# Black jersey in the hot sun



## KipDRunner (Mar 13, 2008)

I'm about to buy a few jerseys and some of the black ones look pretty sexy but I'm going to be doing a lot of riding in france next july, sometimes in the mountains, so I am worried that a black jersey will be too hot. Should I keep them light colored to avoid overheating? In your experience have black jerseys felt hotter than other colors when riding in hot sun?


----------



## JCavilia (Sep 12, 2005)

It can't help, but there's an even better reason to avoid that color: lousy visibility. Bright colors are better for being seen.


----------



## Hooben (Aug 22, 2004)

I live in the desert and save my black jerseys for cold starts. Yes, they get unreasonably hot on hot days. I also had the experience of going under a bridge and being invisible in the shadows to the cars. It's always better to wear light colors.


----------



## robdamanii (Feb 13, 2006)

I've got a black Mavic Helium jersey that is probably the coolest jersey I own. The fabric is so light and the airflow so good, I don't even notice the extra heat from the sun.

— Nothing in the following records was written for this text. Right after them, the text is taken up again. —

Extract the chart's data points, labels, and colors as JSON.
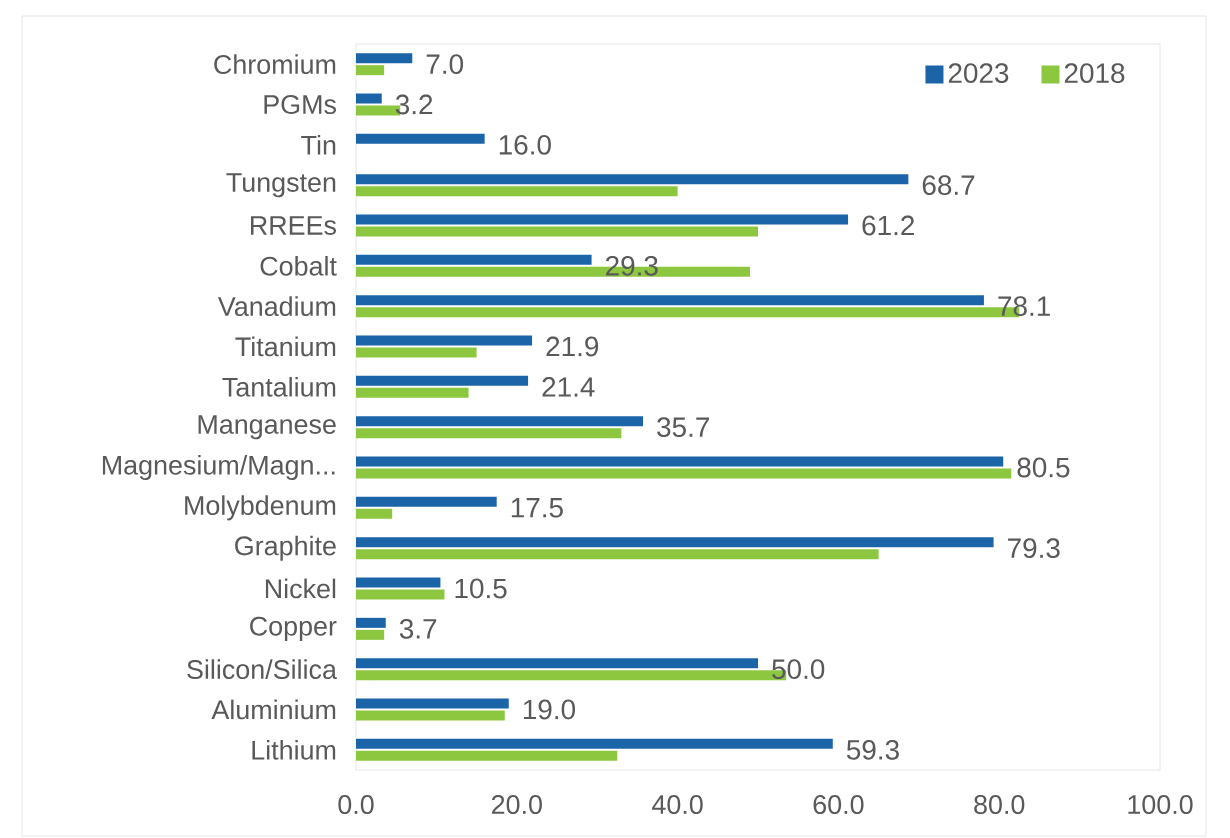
{
  "chart_data": {
    "type": "bar",
    "orientation": "horizontal",
    "categories": [
      "Chromium",
      "PGMs",
      "Tin",
      "Tungsten",
      "RREEs",
      "Cobalt",
      "Vanadium",
      "Titanium",
      "Tantalium",
      "Manganese",
      "Magnesium/Magn...",
      "Molybdenum",
      "Graphite",
      "Nickel",
      "Copper",
      "Silicon/Silica",
      "Aluminium",
      "Lithium"
    ],
    "series": [
      {
        "name": "2023",
        "color": "#1c64a8",
        "values": [
          7.0,
          3.2,
          16.0,
          68.7,
          61.2,
          29.3,
          78.1,
          21.9,
          21.4,
          35.7,
          80.5,
          17.5,
          79.3,
          10.5,
          3.7,
          50.0,
          19.0,
          59.3
        ],
        "value_labels": [
          "7.0",
          "3.2",
          "16.0",
          "68.7",
          "61.2",
          "29.3",
          "78.1",
          "21.9",
          "21.4",
          "35.7",
          "80.5",
          "17.5",
          "79.3",
          "10.5",
          "3.7",
          "50.0",
          "19.0",
          "59.3"
        ]
      },
      {
        "name": "2018",
        "color": "#8dc63f",
        "values": [
          3.5,
          5.5,
          0,
          40,
          50,
          49,
          82.5,
          15,
          14,
          33,
          81.5,
          4.5,
          65,
          11,
          3.5,
          53.5,
          18.5,
          32.5
        ]
      }
    ],
    "xlim": [
      0,
      100
    ],
    "xticks": [
      {
        "value": 0,
        "label": "0.0"
      },
      {
        "value": 20,
        "label": "20.0"
      },
      {
        "value": 40,
        "label": "40.0"
      },
      {
        "value": 60,
        "label": "60.0"
      },
      {
        "value": 80,
        "label": "80.0"
      },
      {
        "value": 100,
        "label": "100.0"
      }
    ],
    "legend": "top right"
  }
}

On the flip side, I hate wearing my Vermarc Belgian Champion jersey in the sun since the fabric is so heavy.


----------



## Dave Hickey (Jan 27, 2002)

robdamanii said:


> I've got a black Mavic Helium jersey that is probably the coolest jersey I own. The fabric is so light and the airflow so good, I don't even notice the extra heat from the sun.
> 
> On the flip side, I hate wearing my Vermarc Belgian Champion jersey in the sun since the fabric is so heavy.

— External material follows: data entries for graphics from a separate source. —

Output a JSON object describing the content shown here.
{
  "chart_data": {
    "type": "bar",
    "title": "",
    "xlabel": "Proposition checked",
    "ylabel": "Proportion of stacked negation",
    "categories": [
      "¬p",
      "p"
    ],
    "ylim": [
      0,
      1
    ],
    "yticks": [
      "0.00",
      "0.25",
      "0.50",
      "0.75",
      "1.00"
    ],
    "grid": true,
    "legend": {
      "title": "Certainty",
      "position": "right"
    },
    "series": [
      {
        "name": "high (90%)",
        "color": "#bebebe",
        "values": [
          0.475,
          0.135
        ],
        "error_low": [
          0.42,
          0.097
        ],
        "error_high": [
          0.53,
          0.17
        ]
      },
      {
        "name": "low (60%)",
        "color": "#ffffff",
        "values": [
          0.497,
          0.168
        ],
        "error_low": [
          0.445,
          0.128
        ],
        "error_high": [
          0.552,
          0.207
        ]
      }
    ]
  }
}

+1...fabric....I have a black jersey that is the coolest jersey I own... Super light weight and breathable...


----------



## RRRoubaix (Aug 27, 2008)

I definitely prefer lighter colored jerseys in the hot sun.
Same goes for water bottles!


----------



## Mr. Versatile (Nov 24, 2005)

All other things being equal, i.e., fabric, weight, etc. the coolest jersey will be white & the hottest will be black. The simple reason for this is that black absorbs all light waves from the sun. White reflects all wave lengths. This is just scientific fact. Whether or not you can actually notice the difference is a subjective judgment. Personally I don't like black because it's the most difficult color to see. White is the easiest to see. Bright colors like yellow, hi vis, day glo orange are easy to see because they stand out from the background so much.


----------



## Optimus (Jun 18, 2010)

From a visibility stand point, get some bright colored jerseys, drivers will have a hard time seeing black for sure.


----------